Sonera jhaveri therapeutic repertoire includes: Mindfulness meditation, Yoga Therapy, Transpersonal Therapy, Psychodynamic Therapy and Cognitive Behaviour Therapy.
Tuesday, 27 April 2021
Understanding my Practice as Bhūta vidya
Understanding my Practice as Bhūta vidya
The blueprint of my psyche-therapeutic practice lies in my interest in the anthropology of consciousness. Initially, as a student of anthropology, I was very impressed with how pre-modern cultures and civilisations always looked at the meanderings of the stars to understand their destinies and observed the seasons of nature to heal their body-minds. Over time, the ancients came to delineate clear patterns in the sky and on the earth that spelled health and illness, fortune and misfortune.
Deeply impressed with the wisdom of the deep past, I can describe my practitioner’s journey from being a young intern at a methadone support clinic in Tenderloin, San Francisco to my present private practice in South Mumbai, as one of wanting to personally create a working therapeutic modality that integrated Western psychology with the Vedic arts of Jyotiṣa and Āyurveda.
I feel Jyotiṣa and Āyurveda have afforded me great depths to expand my psychotherapeutic tool kit to observe bio-energetic patterns: patterns in myself, in my clients, in nature, and in the world around me. Over time, I have come to appreciate that the patterns in a person’s life affect the bio-energetic configurations of their body, mind and consciousness.
The extent to which the patterns in an individual’s life synchronise with the rhythms of nature predicates the scope of their well-being. It has been my observation that for most of us living in an urban environment with trash, noise, overcrowding, and all kinds of pollution, we are most clearly out touch with the natural world and our deepest selves. We are in a subconscious state of eco-trauma, where we are dealing with the brutal pain of witnessing the assault on the biosphere.
Registering the world around us be potentially taken over by COVID-19, environmental degradation and socio-economic injustice imparts a sense of desolation. It might make one self-harm, overeat, overconsume, feel depressed, anxious, stressed, or angry, smoke, drink, take sleeping tablets, browse meaningless websites, flip from one social media platform to another, dissociate on gadgets and subliminally struggle with the latent existential insecurity of falling into the dark abyss of the void.

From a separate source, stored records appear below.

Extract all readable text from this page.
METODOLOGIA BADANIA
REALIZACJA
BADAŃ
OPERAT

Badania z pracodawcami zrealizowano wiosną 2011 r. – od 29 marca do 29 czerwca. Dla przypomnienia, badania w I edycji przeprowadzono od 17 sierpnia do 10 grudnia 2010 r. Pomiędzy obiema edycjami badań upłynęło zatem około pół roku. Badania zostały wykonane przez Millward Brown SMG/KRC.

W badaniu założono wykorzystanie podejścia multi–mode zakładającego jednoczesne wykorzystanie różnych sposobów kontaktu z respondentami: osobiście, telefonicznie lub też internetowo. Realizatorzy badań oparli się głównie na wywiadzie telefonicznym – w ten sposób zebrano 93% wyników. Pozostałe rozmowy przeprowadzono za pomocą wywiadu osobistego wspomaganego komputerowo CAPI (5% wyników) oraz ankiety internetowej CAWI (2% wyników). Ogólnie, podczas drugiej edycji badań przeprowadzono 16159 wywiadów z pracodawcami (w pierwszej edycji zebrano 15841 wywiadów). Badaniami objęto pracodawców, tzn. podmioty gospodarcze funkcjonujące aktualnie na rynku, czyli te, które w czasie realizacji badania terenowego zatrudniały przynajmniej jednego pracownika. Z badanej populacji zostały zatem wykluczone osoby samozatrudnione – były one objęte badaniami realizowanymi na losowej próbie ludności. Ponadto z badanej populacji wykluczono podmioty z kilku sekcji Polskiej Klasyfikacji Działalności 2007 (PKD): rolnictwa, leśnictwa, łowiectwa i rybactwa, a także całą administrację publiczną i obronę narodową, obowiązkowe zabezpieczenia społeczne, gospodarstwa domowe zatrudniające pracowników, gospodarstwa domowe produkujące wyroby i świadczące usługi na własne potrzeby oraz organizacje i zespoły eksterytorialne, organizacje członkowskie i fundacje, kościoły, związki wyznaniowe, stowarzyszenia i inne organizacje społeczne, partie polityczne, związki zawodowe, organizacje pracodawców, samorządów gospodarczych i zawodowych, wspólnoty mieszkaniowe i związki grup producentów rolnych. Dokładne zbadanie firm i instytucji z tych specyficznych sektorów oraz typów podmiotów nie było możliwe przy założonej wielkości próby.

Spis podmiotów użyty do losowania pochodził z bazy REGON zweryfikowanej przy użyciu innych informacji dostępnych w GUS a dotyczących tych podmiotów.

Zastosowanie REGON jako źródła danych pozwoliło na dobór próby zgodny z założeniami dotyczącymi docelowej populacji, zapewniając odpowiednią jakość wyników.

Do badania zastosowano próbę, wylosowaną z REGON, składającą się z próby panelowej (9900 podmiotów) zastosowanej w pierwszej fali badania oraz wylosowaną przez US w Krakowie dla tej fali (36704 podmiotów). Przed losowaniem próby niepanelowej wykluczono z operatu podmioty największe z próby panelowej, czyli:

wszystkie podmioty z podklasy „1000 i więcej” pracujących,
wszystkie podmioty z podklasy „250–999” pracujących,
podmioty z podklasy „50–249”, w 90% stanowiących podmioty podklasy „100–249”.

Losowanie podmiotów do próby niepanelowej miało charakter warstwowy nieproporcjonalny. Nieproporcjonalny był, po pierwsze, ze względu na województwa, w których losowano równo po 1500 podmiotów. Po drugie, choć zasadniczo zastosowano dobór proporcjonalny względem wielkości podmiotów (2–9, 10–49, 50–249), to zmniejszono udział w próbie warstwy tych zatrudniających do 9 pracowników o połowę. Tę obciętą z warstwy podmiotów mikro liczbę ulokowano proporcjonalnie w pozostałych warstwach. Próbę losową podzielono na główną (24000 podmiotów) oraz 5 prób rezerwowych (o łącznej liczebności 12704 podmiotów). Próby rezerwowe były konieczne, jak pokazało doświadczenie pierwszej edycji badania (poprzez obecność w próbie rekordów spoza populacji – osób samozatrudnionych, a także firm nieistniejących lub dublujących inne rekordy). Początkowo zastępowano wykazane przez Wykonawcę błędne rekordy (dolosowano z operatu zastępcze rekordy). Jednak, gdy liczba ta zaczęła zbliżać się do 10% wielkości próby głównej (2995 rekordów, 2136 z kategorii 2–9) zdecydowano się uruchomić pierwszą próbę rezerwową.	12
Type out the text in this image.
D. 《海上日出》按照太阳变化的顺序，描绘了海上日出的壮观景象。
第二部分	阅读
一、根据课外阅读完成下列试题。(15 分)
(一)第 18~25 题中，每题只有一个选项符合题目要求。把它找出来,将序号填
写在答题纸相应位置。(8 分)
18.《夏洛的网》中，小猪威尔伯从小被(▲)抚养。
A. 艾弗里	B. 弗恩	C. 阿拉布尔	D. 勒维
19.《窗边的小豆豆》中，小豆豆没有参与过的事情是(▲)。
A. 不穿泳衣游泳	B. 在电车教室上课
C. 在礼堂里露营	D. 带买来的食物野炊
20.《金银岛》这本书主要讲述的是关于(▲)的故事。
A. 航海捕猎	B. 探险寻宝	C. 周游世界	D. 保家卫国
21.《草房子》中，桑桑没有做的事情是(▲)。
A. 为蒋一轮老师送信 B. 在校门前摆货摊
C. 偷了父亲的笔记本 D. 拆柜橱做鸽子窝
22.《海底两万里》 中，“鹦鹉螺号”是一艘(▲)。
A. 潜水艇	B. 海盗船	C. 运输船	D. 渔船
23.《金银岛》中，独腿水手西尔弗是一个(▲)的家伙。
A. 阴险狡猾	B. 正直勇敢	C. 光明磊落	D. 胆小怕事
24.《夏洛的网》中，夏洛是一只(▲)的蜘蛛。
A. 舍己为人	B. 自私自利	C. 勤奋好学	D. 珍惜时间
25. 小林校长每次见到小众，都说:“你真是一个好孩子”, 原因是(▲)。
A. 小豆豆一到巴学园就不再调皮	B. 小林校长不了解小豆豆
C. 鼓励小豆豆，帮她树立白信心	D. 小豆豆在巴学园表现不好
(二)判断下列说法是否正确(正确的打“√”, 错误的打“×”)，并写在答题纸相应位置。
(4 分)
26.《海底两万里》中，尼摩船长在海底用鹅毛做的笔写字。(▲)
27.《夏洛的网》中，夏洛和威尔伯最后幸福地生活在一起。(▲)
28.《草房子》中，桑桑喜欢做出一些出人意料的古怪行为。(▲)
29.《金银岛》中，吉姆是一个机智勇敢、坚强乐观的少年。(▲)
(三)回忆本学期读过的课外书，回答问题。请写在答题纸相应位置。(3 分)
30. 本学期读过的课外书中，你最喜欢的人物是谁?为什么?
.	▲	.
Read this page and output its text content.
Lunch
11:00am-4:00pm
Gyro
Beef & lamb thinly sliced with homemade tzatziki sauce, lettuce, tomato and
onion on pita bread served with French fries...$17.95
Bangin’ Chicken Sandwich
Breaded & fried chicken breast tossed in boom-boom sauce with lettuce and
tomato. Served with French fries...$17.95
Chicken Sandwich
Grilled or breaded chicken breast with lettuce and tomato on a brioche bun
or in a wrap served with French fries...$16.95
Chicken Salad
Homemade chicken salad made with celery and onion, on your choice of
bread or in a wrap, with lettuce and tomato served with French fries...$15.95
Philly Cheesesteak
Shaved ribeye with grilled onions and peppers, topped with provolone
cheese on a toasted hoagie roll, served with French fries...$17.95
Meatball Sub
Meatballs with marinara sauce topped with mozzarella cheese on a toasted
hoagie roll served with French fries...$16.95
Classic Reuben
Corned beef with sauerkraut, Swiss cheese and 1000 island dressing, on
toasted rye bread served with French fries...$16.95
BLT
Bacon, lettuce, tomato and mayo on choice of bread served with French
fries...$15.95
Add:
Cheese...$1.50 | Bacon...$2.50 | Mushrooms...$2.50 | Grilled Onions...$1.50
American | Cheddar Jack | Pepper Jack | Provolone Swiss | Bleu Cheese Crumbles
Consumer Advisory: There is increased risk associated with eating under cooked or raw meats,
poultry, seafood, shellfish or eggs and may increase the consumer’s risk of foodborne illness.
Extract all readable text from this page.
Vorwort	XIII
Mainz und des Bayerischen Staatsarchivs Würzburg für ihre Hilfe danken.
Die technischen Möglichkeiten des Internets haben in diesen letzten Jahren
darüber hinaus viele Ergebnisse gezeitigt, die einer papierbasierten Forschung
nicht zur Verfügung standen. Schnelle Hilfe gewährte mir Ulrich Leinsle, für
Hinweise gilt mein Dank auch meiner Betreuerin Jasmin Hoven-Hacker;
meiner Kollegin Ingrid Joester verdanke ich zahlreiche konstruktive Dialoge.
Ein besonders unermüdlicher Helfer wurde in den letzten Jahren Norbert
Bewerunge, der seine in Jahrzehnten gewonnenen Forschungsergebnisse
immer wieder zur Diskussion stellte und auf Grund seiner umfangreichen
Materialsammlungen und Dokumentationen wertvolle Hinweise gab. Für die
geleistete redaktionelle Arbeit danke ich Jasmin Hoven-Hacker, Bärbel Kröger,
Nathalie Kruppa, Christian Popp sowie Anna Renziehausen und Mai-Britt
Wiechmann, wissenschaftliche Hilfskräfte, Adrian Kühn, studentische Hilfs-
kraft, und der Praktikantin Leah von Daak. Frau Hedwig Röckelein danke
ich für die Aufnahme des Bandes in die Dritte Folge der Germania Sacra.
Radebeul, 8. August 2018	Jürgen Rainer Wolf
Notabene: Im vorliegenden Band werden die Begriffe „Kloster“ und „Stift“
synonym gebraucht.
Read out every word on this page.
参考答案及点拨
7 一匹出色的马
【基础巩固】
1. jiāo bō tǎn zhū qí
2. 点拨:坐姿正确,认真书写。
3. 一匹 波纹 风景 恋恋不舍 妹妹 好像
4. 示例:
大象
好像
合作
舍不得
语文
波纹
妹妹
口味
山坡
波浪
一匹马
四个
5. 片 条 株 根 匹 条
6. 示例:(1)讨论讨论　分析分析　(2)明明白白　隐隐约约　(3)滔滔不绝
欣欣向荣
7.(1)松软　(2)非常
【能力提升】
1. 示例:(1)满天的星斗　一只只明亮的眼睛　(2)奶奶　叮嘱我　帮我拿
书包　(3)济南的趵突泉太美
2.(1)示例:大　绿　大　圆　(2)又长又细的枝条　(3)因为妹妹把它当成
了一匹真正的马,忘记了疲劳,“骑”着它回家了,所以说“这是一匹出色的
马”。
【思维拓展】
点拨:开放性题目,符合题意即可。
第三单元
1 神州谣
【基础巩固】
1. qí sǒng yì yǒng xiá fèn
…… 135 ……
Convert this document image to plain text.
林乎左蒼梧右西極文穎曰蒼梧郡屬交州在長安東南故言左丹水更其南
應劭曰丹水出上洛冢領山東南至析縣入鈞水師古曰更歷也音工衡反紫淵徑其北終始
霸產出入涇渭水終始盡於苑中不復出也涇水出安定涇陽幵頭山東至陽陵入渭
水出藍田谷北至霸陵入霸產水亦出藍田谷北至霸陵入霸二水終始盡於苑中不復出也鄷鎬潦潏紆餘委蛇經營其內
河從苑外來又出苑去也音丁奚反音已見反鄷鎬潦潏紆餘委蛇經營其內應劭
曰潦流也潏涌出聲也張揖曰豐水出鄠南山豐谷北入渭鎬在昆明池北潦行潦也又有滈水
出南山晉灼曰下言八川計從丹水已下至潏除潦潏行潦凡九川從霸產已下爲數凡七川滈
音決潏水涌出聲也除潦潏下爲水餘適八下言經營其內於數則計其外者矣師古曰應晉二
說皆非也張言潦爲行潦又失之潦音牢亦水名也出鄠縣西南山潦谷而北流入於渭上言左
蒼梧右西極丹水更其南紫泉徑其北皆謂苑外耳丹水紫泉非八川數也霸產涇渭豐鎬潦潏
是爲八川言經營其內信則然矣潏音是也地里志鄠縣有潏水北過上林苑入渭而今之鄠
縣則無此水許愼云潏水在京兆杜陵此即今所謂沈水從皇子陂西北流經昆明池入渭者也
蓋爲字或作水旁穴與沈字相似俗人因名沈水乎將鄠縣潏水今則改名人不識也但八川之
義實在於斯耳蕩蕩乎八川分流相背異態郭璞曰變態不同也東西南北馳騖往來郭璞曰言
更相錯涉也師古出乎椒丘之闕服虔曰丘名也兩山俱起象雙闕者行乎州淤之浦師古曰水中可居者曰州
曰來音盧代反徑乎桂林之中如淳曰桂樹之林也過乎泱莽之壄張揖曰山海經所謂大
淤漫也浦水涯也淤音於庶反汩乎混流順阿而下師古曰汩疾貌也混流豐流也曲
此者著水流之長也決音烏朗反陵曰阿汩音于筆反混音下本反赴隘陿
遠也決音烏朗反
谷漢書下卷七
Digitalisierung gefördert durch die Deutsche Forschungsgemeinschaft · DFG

Whatever we are entertaining in our minds, the likelihood that we will continue to entertain that is very strong, unless we bring awareness to the energetics of what is arising in our body, mind and consciousness. Here, I feel learning Bhūta vidya could be a valuable tool to safeguard oneself from the perils of dis-ease, mentally, physically and spiritually.
Bhūta vidya, then, is about linking one’s personal story to the story of the cosmos by learning to understand oneself as a bioenergetic process that is also an "environmental interaction" (Gendlin). It’s about learning to know how one’s mental and digestive health are interrelated, as is one’s experience of time and space, psyche and spirit, day and night, pain and pleasure, nature and culture. Bhūta vidya is about cultivating an awareness of when we are out of balance and learning the tools to bring us back into harmony. What imbalances one, balances another, and there are no hard and fast rules here. It’s about knowing what’s right for you. Once you understand what idiosyncratically imbalances you, you learn what balances you—what herbs, what foods, what movements, what times, what thoughts, what feelings, what moon phases, what fragrances, what asanas, what pranayamas, what activities, what company, what seasons, what colours . . . and you learn to choose only that which balances you. In this way, life becomes a dance where we are constantly bringing ourselves back to balance when everything around us is trying to imbalance us.